Fast forward a few years and through a number of life experiences and I came to realise that while I am an atheist, I am also a humanist and have been living my life according to the priciples of humanism. I just hadn’t found the word for it.
Humanism is an ethical philosophy of life that is based on respecting and caring for one another and the world we live in, without the need for a god, or gods. Humanists use reason, experience and shared human values to make sense of the world. Humanists believe we have only one life and that it is up to all of us as individuals, as well as society as a whole, to live with purpose and meaning.
Stephen Fry describes the humanist approach to life in this video clip:
So, what is a humanist celebrant?

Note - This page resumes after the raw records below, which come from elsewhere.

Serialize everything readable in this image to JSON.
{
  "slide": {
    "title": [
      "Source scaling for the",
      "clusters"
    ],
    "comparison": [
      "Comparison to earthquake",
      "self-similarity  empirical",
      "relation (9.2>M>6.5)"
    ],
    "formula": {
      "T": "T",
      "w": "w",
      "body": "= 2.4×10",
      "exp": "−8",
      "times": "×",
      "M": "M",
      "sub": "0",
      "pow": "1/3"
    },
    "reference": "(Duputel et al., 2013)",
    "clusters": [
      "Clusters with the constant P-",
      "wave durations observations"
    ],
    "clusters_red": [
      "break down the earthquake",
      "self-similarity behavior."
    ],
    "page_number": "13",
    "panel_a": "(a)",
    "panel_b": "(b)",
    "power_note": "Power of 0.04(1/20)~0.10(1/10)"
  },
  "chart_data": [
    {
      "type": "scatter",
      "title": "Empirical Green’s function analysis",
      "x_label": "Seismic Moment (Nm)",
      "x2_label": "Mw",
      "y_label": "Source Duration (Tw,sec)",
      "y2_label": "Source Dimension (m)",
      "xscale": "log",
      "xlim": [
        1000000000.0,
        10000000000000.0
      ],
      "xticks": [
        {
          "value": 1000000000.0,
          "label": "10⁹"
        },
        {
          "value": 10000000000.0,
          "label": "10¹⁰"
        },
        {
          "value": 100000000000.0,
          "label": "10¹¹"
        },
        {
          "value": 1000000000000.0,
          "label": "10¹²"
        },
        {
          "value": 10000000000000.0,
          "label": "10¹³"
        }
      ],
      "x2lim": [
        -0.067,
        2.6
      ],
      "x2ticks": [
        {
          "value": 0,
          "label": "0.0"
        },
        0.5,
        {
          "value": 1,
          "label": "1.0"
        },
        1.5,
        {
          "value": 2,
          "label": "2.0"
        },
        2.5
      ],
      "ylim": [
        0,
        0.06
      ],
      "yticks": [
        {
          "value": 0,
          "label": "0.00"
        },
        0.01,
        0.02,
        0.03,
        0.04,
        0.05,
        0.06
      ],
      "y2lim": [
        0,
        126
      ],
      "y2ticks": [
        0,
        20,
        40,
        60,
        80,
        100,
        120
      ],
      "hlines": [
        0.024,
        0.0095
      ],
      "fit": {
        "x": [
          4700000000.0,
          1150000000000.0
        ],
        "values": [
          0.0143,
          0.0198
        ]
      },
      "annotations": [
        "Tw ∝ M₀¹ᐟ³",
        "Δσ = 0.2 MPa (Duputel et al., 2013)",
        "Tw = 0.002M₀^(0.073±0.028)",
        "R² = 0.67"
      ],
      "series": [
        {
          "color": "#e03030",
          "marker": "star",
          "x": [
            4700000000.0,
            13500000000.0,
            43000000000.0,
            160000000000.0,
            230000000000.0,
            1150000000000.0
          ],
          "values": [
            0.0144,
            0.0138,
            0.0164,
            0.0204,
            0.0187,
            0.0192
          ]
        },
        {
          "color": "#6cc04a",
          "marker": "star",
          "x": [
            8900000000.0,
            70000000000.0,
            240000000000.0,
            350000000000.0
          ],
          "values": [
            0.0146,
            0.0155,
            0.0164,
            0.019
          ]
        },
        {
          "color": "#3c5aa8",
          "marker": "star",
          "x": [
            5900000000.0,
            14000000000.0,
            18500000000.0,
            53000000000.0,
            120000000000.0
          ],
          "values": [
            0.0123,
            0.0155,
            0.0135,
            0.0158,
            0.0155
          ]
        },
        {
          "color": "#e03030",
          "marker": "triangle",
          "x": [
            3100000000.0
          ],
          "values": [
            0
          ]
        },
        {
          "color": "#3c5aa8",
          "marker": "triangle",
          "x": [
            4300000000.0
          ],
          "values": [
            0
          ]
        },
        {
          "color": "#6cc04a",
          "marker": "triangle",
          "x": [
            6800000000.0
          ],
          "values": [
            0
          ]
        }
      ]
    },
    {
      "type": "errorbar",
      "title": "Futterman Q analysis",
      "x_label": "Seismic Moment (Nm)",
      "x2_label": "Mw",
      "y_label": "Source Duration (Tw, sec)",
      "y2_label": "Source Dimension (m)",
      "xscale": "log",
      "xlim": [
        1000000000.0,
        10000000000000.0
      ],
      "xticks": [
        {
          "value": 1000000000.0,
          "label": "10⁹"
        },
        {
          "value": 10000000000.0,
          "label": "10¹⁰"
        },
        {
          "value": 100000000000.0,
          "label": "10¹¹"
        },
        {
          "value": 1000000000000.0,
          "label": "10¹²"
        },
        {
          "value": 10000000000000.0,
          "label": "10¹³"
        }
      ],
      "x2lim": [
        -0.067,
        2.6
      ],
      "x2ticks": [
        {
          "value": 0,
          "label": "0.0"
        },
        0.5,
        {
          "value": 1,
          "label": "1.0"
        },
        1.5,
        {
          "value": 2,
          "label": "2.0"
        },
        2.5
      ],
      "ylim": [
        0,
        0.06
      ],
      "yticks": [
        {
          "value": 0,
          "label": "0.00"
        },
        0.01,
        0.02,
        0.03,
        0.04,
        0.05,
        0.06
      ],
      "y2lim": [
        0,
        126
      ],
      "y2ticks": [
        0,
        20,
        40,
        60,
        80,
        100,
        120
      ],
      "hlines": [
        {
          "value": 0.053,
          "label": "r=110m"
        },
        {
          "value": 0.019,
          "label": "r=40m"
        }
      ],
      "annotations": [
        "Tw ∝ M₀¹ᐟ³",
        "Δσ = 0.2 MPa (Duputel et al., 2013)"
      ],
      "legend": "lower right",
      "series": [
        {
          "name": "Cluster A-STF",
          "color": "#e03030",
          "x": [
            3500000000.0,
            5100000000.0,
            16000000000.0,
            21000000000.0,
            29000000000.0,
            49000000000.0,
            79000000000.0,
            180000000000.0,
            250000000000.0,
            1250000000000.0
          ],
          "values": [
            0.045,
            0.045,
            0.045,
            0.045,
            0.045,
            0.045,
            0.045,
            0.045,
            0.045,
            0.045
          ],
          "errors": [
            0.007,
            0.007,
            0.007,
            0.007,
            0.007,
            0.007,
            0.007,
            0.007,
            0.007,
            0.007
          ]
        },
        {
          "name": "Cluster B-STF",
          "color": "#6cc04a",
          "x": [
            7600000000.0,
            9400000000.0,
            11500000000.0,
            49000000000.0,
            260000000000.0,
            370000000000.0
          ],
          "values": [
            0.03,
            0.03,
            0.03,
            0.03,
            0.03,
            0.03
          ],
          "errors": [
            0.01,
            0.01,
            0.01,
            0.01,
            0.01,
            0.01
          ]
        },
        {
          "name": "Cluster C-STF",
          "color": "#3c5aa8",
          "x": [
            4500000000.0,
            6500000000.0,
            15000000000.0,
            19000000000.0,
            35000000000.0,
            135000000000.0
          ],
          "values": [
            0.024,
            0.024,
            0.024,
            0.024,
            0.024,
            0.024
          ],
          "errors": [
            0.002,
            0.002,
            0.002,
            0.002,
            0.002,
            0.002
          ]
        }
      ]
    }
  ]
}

Wikipedia gives us this:
A humanist celebrant or humanist officiant is a person who performs secular humanist celebrancy services for weddings, funerals, child namings, coming of age ceremonies and other rituals. Some humanist celebrants are accredited by humanist organisations…
The Online Etymology Dictionary defines celebrant as coming from
the French célébrant, “officiating clergyman”, or directly from Latin celebrantem, the present participle of celebrare.
Humanist celebrants help people celebrate and mark the important rites of passage – birth, marriage and death. Sharing these moments with family, friends, and the wider community, seems to be a vital part of being human. Traditionally, of course, these rituals take place within the context of a religious service.
Yet we live in an increasingly secular society and many people are looking for non-religious ceremonies that truly focus on the individual. Couples planning a wedding often want a more flexible and personal ceremony than that offered by a register office. The latest figures on marriage in England and Wales from the Office for National Statistics, as reported by the BBC, revealed that while the number of marriages declined by 8.6% in 2013, civil ceremonies accounted for 72% of all marriages that year.
BHA celebrants have been conducting humanist weddings since 1896 – that’s 120 years. Strange, then, that humanist weddings are not yet legal in England, Wales, and Northern Ireland. In Scotland, humanist weddings have been legally binding since 2005 and over the past decade have increased from about 50 per year to well over 4,000.
The BHA is actively lobbying government to legally recognise humanist wedding ceremonies. In the meantime, the BHA’s Humanist Ceremonies™ network of more than 300 trained and accredited humanist wedding celebrants continues to conduct weddings for couples in England and Wales. Couples complete the legal paperwork first at a register office, and then work with a celebrant to create a unique wedding ceremony, choosing the venue, readings, music and vows that truly reflect who they are.
Put simply: humanist celebrants celebrate humanity.